Eamonn Kelly, president and CEO of the Global Business Network (a futurist think tank of sorts), knows something about the future — or at least how individuals and groups can project dynamic trends into what might be someday. So, it’s interesting to hear his perspective on the next 500 years of civilization…especially when he can deliver it in 20 minutes or less.
Boldness or lunacy led him to do just that this past December at the Scottish Parliament Futures Event, and his brief speech is available on-line through GBN.
Two take-aways for me, relating to the world of arts and culture, are his points about how and why countries should be involved in a global dialog, and how we are woefully limited in our perception of solutions. I’ll take each in turn.

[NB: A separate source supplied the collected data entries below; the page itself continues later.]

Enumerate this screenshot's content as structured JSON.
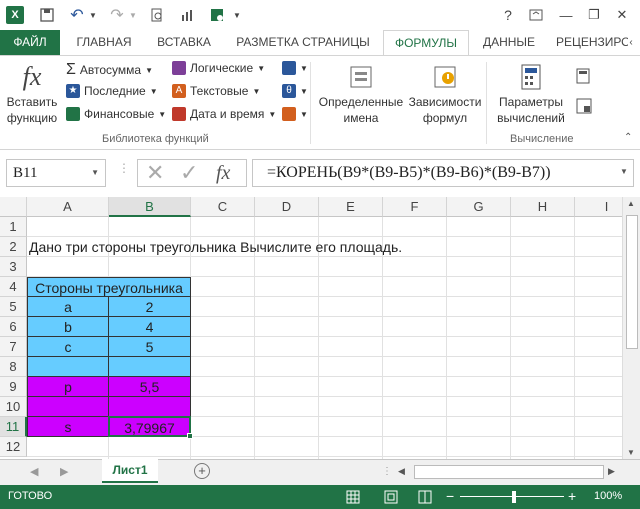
{
  "titlebar": {
    "help": "?",
    "minimize": "—",
    "restore": "❐",
    "close": "✕"
  },
  "tabs": [
    {
      "label": "ФАЙЛ"
    },
    {
      "label": "ГЛАВНАЯ"
    },
    {
      "label": "ВСТАВКА"
    },
    {
      "label": "РАЗМЕТКА СТРАНИЦЫ"
    },
    {
      "label": "ФОРМУЛЫ"
    },
    {
      "label": "ДАННЫЕ"
    },
    {
      "label": "РЕЦЕНЗИРО"
    }
  ],
  "ribbon": {
    "insert_function": "Вставить\nфункцию",
    "autosum": "Автосумма",
    "recent": "Последние",
    "financial": "Финансовые",
    "logical": "Логические",
    "text": "Текстовые",
    "datetime": "Дата и время",
    "library_label": "Библиотека функций",
    "defined_names": "Определенные\nимена",
    "dependencies": "Зависимости\nформул",
    "calc_options": "Параметры\nвычислений",
    "calc_label": "Вычисление"
  },
  "formula_bar": {
    "name_box": "B11",
    "formula": "=КОРЕНЬ(B9*(B9-B5)*(B9-B6)*(B9-B7))",
    "fx": "fx"
  },
  "columns": [
    "A",
    "B",
    "C",
    "D",
    "E",
    "F",
    "G",
    "H",
    "I"
  ],
  "rows": [
    "1",
    "2",
    "3",
    "4",
    "5",
    "6",
    "7",
    "8",
    "9",
    "10",
    "11",
    "12"
  ],
  "cells": {
    "a2": "Дано три стороны треугольника Вычислите его площадь.",
    "a4": "Стороны треугольника",
    "a5": "a",
    "b5": "2",
    "a6": "b",
    "b6": "4",
    "a7": "c",
    "b7": "5",
    "a9": "p",
    "b9": "5,5",
    "a11": "s",
    "b11": "3,79967"
  },
  "sheet_tab": "Лист1",
  "status": {
    "ready": "ГОТОВО",
    "zoom": "100%"
  },
  "colors": {
    "accent": "#217346",
    "blue": "#66ccff",
    "magenta": "#cc00ff"
  }
}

First, Kelly says that one of his larger ‘mind-changes’ in how he views the future is in the scope and purpose behind any country’s involvement in a global dialog. Instead of focusing global conversations only on improving their own lot, he suggests countries like Scotland should engage in a conversation because they can inform the future for everyone. Says he:
….increasingly I’ve concluded, with the issues that are in play at the moment in the world, that it’s important for Scotland to engage with the global conversation, not just to create a better Scotland. Because I truly believe that Scotland has a role in creating a better world. It’s a major shift in my thinking in terms of the aspiration for a group of this sort. The world is in flux at the moment and it’s going to be recast and reshaped in the coming decade or two. I truly believe that Scotland and the Scots can play a significant role in helping to recast and reshape the future that we are all going to exist in globally.

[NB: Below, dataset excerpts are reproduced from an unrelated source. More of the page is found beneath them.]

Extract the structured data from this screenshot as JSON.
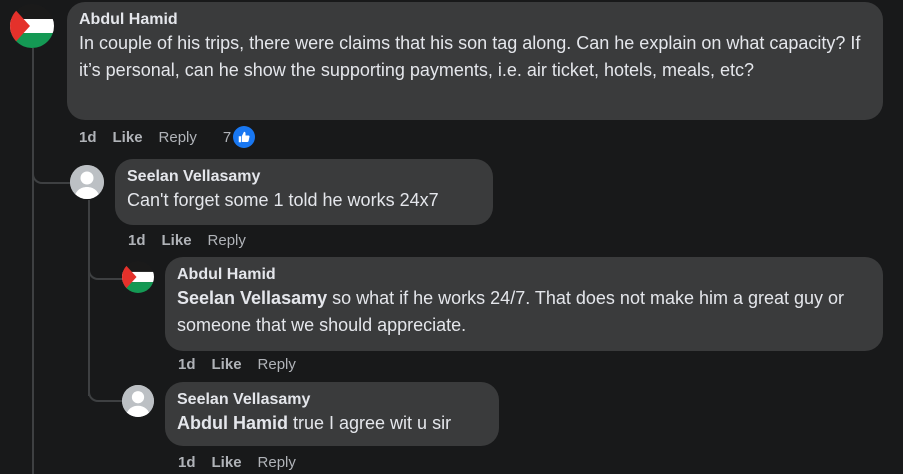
{
  "comments": [
    {
      "author": "Abdul Hamid",
      "text": "In couple of his trips, there were claims that his son tag along. Can he explain on what capacity? If it’s personal, can he show the supporting payments, i.e. air ticket, hotels, meals, etc?",
      "time": "1d",
      "like_label": "Like",
      "reply_label": "Reply",
      "reaction_count": "7"
    },
    {
      "author": "Seelan Vellasamy",
      "text": "Can't forget some 1 told he works 24x7",
      "time": "1d",
      "like_label": "Like",
      "reply_label": "Reply"
    },
    {
      "author": "Abdul Hamid",
      "mention": "Seelan Vellasamy",
      "text": " so what if he works 24/7. That does not make him a great guy or someone that we should appreciate.",
      "time": "1d",
      "like_label": "Like",
      "reply_label": "Reply"
    },
    {
      "author": "Seelan Vellasamy",
      "mention": "Abdul Hamid",
      "text": " true I agree wit u sir",
      "time": "1d",
      "like_label": "Like",
      "reply_label": "Reply"
    }
  ],
  "icons": {
    "flag": "palestine-flag-avatar",
    "default_avatar": "default-user-avatar",
    "like": "thumbs-up-icon"
  },
  "colors": {
    "background": "#18191a",
    "bubble": "#3a3b3c",
    "text": "#e4e6eb",
    "muted": "#b0b3b8",
    "like_blue": "#1877f2"
  }
}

Second (at least my second, he has more), he wonders about our limited view of solutions to world conflicts…particularly our obsessive focus on ‘nation states’ as the appropriate scale of intervention and resolution. Says he again:
In the twenty-first century I think the nation state is becoming an increasingly meaningless concept — yet it’s the only real form of government we have in the world. If we look at what’s happening in Iraq right now, for example, we are absolutely dedicated to retaining that nation with elections for the whole nation. Nobody is talking about whether we could do elections in cities. Nobody is talking about whether Iraq should be split into regions. Nobody is talking about anything other than the nation state. It is completely locked into our consciousness as the form of government.

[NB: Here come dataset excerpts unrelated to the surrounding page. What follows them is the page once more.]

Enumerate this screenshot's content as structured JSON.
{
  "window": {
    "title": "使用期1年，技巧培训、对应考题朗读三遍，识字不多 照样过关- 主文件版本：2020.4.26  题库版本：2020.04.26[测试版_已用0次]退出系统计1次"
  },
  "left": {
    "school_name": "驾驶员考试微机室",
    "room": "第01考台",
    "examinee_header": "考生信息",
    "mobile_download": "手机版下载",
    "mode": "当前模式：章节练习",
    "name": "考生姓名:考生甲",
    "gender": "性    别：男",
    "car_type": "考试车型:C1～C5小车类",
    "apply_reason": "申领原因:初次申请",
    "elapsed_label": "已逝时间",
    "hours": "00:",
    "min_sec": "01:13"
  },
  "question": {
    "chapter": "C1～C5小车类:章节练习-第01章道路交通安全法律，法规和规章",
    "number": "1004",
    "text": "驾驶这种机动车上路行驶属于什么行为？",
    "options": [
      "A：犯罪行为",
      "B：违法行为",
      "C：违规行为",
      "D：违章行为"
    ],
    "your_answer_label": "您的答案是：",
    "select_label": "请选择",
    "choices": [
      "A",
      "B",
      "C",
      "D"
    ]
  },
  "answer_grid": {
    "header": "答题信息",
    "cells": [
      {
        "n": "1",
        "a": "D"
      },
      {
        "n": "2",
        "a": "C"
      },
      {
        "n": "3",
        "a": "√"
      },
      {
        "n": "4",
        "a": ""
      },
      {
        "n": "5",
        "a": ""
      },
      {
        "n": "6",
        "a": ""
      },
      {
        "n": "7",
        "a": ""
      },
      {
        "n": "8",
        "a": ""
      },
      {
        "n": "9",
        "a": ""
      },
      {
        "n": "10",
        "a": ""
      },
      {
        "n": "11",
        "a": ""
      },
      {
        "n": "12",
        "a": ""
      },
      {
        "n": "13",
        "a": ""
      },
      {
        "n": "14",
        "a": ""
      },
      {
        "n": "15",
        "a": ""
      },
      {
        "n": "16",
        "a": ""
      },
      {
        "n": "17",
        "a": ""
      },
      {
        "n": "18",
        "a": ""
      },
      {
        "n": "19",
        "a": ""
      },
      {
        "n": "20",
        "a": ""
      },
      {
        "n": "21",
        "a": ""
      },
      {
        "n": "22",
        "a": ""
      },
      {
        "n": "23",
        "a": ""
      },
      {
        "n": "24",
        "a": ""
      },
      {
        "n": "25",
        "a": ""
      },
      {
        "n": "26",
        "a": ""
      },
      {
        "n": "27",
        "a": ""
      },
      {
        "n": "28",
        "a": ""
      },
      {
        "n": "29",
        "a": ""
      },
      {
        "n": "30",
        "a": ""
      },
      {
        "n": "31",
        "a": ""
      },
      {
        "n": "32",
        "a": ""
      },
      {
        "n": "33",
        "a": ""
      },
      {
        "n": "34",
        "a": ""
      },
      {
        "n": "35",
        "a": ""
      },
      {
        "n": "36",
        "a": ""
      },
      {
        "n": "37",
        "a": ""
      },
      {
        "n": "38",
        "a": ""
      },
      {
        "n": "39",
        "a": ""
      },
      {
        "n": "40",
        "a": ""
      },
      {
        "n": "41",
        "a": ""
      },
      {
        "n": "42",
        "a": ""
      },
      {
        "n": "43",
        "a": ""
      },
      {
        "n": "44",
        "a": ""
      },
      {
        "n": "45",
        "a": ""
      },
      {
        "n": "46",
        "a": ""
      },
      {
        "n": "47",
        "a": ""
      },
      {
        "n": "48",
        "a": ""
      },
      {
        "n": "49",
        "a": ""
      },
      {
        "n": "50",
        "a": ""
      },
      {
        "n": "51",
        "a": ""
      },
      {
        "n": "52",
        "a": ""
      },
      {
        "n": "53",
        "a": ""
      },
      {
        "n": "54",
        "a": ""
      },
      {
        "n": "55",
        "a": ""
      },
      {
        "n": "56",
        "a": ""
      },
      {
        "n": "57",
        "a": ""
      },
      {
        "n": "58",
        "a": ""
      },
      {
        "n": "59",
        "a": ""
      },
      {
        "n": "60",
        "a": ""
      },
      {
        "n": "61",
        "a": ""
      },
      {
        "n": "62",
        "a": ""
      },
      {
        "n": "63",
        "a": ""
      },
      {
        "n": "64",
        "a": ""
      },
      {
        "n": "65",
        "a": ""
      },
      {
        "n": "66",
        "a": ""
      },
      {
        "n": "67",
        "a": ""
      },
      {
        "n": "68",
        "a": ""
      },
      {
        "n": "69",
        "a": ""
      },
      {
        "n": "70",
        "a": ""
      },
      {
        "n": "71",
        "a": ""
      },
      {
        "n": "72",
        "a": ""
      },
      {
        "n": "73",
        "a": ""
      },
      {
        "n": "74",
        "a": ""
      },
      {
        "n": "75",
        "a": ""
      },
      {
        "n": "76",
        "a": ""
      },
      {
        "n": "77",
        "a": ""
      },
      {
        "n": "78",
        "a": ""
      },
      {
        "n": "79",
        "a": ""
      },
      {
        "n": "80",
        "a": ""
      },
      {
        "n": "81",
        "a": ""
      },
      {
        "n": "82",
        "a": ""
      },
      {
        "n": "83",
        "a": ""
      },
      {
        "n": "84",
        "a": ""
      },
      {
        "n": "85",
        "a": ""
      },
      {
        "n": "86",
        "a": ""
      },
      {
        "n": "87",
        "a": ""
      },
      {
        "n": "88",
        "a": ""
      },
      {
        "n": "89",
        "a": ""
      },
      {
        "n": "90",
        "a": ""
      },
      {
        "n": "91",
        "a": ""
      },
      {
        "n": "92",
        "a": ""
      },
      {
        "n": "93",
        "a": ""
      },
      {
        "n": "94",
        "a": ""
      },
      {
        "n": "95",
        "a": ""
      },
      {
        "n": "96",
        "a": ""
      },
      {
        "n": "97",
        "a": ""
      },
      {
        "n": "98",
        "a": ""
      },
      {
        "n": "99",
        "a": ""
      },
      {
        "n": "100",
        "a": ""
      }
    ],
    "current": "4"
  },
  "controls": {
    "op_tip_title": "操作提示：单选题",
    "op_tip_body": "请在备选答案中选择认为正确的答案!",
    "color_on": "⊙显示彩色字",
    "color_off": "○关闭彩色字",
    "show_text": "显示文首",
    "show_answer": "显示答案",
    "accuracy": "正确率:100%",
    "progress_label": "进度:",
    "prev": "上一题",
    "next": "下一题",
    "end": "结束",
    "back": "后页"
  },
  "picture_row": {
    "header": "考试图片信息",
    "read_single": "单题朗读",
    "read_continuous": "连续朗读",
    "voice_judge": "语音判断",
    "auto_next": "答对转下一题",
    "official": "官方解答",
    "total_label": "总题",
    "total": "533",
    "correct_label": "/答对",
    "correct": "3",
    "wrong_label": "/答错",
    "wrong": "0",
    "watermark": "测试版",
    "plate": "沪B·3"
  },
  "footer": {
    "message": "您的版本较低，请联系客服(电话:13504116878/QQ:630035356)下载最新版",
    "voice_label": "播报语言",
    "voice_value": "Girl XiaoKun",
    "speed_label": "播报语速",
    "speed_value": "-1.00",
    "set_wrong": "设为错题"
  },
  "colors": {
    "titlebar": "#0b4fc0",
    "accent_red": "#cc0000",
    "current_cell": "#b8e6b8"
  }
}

How does this relate to arts and culture? For me, these two issues strike at the heart of our current conversations as an industry facing structural challenges and seizmic change. To the first point, for all of our preaching about the arts as an engaged element of a vital society, the true motivation for most conversations I’ve been in has been to preserve our way of doing things (sustaining a symphony, preserving the nonprofit form, shuffling revenue streams to maintain business almost as usual). But, in fact, arts and cultural leaders have a central role to play in a larger conversation…not always because it is in their organizational self interest to do so.
The second point is much like the first, and I’ve made it several times before: the large, centralized nonprofit (our version of the nation state) is not the one best way to produce, preserve, deliver, and sustain authentic cultural and creative experiences. If we opened our eyes to other options and opportunities, we could go far in advancing our stated missions even as we reluctantly sideline our traditional means of achieving them.
Preachy, preachy, I know…and probably an awful stretch of global futurism to fit U.S. cultural practice. But this is a weblog, after all, home of the unaccountable provocateur.